Europe A Pot Of Gold For Artists

Jack Hurst Chicago Tribune

There isn’t as much euphoric Nashville talk about a country music conquest of Europe, Asia and South America these days, but the movement’s foremost exponent among the Tennessee capital’s record executives indicates progress is steadily being made.

Bob Saporiti, the Nashville marketing vice president of Warner Bros., says there are now 22 country performers with viable international careers, “which is more than we had five years ago,” and Saporiti’s employer expects to add another couple of its own to the list within the next several months.

German record executives have become so enthralled with Faith Hill, he says, that they are initiating an expensive “major TV, totally pop marketing plan, positioning her as a great singer who happens to be from here.” He says Hill will go to Europe in November for a media tour preparatory to a 1997 tour there, and will tour Australia in ‘97 as well.

A second Warner artist, New York-rooted singer-songwriter Victoria Shaw, who hasn’t fully broken through yet in the United States, so charmed Europeans in a recent tour with Travis Tritt that she is returning in September to open a month-long, sold out, 21-performance jaunt for Don Williams. As a result, Shaw may well become a major trans-Atlantic star before she does in the United States, Saporiti says.

But what’s the pot of gold overseas? Why try to do all this international traveling?

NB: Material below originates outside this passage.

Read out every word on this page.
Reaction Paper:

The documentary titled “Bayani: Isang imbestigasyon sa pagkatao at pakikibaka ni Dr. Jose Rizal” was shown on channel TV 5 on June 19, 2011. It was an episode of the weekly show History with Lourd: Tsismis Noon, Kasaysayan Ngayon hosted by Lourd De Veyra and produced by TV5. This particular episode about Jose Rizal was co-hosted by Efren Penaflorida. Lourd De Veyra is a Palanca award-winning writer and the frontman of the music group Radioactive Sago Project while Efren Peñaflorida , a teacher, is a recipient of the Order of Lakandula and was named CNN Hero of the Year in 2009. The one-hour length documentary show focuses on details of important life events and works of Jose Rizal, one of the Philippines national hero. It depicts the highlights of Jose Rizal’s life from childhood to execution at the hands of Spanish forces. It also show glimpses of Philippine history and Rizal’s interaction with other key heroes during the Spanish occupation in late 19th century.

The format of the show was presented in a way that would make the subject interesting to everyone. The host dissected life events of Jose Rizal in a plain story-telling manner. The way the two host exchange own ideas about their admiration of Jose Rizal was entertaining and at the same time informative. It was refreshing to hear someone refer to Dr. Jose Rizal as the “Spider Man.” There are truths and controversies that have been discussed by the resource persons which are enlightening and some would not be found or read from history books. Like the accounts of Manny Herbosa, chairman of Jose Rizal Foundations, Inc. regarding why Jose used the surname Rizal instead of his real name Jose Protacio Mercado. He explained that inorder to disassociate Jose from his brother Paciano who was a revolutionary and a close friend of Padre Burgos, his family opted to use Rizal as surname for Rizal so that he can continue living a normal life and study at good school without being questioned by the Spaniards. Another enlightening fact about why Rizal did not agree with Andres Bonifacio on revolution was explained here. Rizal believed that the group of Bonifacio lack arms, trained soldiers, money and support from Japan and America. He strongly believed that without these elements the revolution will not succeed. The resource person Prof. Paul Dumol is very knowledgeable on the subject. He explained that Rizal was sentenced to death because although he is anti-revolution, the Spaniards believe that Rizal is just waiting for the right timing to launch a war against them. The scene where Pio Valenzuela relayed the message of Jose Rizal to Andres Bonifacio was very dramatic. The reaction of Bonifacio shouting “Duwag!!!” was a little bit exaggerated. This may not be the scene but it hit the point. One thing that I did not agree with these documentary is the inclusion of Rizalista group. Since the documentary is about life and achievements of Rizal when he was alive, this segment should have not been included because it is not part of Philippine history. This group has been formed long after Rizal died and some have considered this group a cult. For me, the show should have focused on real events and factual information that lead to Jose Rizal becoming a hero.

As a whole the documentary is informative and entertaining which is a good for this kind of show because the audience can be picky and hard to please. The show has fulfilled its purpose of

“The reason you try to do it is that 70 percent of the world’s record sales are outside the United States,” Saporiti says. “And it (the international market) is getting bigger by the day as the Third World - like Brazil, Africa and China - come on line. And Eastern Europe is a major player now, whereas that market used to be nonexistent because of Communism. It was all state-run, and you couldn’t sell (American) stuff there (until the fall of Communism). Now you can.”

Saporiti, perhaps the most active member of the Nashville-based Country Music Association’s international committee, mentioned several stars recording for rival companies who are having notable international success of one kind or another. He said he understands that Capitol’s Billy Dean has sold 100,000 records in Thailand.

Others doing well on foreign soil include Mary Chapin Carpenter, Lyle Lovett, Steve Earle, The Mavericks, Trisha Yearwood and Warner Bros.’ own Dwight Yoakam.